Neither is better or worse than the other; in fact, you’ll find both are used at barbecue restaurants throughout Texas as they both offer temperature control. The main thing with direct heat is making sure there’s enough space between your fire and your food. Put them too close together and you’ll end up grilling rather than barbecuing.
6 Types of Smokers: Wood-Burning or Otherwise
Smokers can also be categorized according to how they generate heat—with wood pellets or with other materials:
- Stick Burners. As the name implies, these smokers (like the offsets Aaron uses) rely solely on wood as their fuel source. They require near-constant attention during the cook and also have a steep learning curve. High quality offset smokers like Aaron’s are often custom made with heavy-duty materials and quite expensive. Inexpensive offset smokers sold at hardware and department stores are notoriously flimsy, leaky, and bad at retaining heat, but they can work with a few meaningful modifications. Aaron cooked his first brisket on an offset smoker he bought for $100 at a sporting goods store. You’ll build experience with each cook and decide for yourself if and when you need to upgrade to a more expensive model.
- Charcoal Smokers. This category includes bullet smokers (like the stainless steel Weber Smokey Mountain), ceramic kamado ovens (like the Big Green Egg), and drum smokers (like the Pit Barrel Cooker). While not totally hands-off, charcoal smokers don’t require nearly the level of attention as a stick burner. Once the coals are lit, you adjust the temperature with built-in dampers that control airflow. While most of the smoke comes from the charcoal, you can add wood chunks or chips for extra flavor, but because the wood smolders rather than combusts, its smoke isn’t quite as clean and flavorful as the smoke from a stick burner can be.
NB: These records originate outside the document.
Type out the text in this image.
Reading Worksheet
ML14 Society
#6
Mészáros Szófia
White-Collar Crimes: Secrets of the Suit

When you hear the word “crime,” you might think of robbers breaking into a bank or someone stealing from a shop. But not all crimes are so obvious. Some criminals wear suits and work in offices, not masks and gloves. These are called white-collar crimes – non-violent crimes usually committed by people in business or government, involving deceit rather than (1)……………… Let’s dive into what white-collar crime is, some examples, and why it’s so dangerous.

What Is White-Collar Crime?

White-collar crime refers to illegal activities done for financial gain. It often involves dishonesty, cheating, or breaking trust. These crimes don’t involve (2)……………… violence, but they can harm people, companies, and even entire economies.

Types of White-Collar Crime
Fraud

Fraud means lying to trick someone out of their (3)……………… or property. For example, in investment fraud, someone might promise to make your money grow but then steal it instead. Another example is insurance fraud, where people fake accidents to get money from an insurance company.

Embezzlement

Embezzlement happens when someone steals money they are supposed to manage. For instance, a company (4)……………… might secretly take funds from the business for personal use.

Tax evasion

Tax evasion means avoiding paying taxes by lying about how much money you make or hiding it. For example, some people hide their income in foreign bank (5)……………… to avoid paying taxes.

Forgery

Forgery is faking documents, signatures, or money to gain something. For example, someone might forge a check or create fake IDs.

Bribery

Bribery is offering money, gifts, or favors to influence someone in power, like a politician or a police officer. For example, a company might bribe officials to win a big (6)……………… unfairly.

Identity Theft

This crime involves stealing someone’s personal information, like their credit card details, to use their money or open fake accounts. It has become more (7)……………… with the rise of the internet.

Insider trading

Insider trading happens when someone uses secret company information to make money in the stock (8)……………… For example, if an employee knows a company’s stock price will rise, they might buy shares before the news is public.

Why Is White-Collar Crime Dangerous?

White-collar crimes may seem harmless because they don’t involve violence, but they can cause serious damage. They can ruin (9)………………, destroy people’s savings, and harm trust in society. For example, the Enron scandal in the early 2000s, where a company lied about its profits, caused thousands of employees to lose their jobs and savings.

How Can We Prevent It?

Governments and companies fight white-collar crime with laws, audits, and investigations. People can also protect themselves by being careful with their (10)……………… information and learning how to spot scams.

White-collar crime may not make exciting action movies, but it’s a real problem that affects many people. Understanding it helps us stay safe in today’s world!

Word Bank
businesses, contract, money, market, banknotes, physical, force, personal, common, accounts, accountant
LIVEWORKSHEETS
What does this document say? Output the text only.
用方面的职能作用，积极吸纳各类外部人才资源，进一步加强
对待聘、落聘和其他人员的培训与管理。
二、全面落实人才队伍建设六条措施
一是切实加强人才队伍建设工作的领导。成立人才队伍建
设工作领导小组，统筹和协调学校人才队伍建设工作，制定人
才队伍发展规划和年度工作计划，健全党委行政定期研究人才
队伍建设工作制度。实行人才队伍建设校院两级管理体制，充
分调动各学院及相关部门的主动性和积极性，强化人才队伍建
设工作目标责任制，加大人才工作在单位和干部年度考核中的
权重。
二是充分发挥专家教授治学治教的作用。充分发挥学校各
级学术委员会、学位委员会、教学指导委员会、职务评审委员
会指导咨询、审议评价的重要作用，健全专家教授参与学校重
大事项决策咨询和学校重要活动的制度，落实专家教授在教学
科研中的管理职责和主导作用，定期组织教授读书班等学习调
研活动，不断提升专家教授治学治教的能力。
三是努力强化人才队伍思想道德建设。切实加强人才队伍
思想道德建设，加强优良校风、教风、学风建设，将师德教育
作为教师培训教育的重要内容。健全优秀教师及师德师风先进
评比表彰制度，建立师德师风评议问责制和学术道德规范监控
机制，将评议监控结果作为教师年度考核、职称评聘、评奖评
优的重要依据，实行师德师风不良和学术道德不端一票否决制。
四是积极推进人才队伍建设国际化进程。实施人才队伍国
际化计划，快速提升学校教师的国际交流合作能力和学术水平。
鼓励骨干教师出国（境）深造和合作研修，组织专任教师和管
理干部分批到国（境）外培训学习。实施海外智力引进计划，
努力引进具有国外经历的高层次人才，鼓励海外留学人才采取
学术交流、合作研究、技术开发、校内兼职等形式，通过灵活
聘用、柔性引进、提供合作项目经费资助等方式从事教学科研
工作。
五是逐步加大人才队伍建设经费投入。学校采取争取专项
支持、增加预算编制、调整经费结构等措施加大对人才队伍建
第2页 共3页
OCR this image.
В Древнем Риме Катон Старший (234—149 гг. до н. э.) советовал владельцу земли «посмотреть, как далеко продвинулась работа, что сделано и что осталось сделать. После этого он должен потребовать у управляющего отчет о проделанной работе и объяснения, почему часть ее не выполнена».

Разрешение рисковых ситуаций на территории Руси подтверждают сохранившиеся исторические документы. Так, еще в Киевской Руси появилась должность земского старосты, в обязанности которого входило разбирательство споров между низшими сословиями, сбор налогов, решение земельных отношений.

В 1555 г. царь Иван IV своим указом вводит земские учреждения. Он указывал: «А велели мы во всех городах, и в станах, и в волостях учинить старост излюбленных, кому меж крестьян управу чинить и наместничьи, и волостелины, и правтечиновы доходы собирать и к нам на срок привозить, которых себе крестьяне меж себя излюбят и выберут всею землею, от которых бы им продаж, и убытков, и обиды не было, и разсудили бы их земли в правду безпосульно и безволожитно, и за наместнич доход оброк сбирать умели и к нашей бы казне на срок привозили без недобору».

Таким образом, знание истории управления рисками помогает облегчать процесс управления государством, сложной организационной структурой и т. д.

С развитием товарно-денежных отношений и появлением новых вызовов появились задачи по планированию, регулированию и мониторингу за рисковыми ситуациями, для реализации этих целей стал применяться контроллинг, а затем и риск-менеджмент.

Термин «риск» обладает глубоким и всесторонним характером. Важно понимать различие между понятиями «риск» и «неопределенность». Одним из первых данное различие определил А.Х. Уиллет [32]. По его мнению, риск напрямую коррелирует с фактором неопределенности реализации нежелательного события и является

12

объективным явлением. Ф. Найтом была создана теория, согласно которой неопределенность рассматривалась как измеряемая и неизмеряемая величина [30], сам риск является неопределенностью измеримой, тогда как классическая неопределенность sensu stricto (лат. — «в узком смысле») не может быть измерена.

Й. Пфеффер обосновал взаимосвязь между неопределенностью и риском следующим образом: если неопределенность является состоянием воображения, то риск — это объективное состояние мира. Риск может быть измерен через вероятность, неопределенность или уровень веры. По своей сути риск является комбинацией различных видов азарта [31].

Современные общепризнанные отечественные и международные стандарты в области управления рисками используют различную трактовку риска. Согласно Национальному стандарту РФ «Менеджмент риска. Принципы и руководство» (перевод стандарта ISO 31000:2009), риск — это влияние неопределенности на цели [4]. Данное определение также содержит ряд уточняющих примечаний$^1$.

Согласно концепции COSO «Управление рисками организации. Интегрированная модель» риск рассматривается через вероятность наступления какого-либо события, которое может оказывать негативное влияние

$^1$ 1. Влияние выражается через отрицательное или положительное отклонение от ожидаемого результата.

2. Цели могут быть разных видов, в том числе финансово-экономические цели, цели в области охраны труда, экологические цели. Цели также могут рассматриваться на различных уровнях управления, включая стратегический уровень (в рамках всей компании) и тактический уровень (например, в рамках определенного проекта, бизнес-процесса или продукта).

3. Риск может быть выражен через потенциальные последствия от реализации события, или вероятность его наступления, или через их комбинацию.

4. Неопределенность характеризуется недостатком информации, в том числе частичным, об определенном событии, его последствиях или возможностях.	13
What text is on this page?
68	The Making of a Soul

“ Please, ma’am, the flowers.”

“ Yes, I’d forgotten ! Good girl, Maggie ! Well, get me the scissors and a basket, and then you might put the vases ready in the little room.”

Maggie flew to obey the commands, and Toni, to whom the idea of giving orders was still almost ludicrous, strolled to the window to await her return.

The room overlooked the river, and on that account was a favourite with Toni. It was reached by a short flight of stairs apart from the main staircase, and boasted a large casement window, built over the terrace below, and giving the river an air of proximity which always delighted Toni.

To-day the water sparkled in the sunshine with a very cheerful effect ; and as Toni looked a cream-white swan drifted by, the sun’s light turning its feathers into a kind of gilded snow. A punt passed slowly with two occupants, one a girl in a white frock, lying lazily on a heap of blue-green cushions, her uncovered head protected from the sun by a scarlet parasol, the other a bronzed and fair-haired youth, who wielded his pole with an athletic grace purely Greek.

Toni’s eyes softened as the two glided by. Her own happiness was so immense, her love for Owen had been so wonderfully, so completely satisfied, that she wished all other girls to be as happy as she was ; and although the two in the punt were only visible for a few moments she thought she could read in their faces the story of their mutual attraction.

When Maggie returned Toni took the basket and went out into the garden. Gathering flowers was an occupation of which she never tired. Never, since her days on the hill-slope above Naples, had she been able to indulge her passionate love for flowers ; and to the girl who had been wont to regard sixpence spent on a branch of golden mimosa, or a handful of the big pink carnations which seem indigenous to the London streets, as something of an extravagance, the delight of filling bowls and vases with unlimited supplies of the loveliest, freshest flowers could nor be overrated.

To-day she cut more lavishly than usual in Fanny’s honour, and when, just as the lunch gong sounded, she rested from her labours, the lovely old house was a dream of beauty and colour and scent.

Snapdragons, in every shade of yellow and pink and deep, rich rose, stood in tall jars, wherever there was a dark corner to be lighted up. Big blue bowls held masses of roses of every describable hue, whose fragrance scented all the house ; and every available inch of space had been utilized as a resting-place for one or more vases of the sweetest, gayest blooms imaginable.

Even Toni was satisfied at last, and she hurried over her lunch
- Pellet Smokers. Like a kitchen oven, a pellet smoker or pellet grill is thermostatically controlled. Plug it in, set the temperature, and the smoker does the rest, automatically feeding pellets of compressed sawdust into a fire pot to combust as needed for smoke and heat. Pellet smokers are easy to use but the advanced tech also means they’re breakable in a way other smokers aren’t. And while pellet smokers have their proponents, Aaron personally believes a live, active fire can make the difference between barbecue that’s great and barbecue that’s merely good (or even bad).
- Gas Smokers. Gas provides consistent cooking temperatures but doesn’t produce smoke, so the addition of wood in the form of chips or chunks is mandatory for barbecue. For longer cooks, make sure you have multiple tanks of propane on hand, as a single tank might not suffice.
- Electric Smokers. An electric smoker uses wood chips, water, and a heating element to produce smoke rather than an open flame, and the lack of combustion gives its smoke a much different flavor than a live fire.
- Kettle Grills. The live-fire cooking apparatus that home cooks are most used to seeing (and owning) is the standard kettle grill. Kettle grills aren’t really built for slow smoking meat, but they will absolutely work if you approach them thoughtfully. You’ll need to set up the grill for indirect heat by restricting the charcoal to one side of the grill. Your smoke will come from wood chunks or chips that you add to the charcoal. Make sure you have a thermometer set up close to where the meat sits in order to get an accurate temperature reading.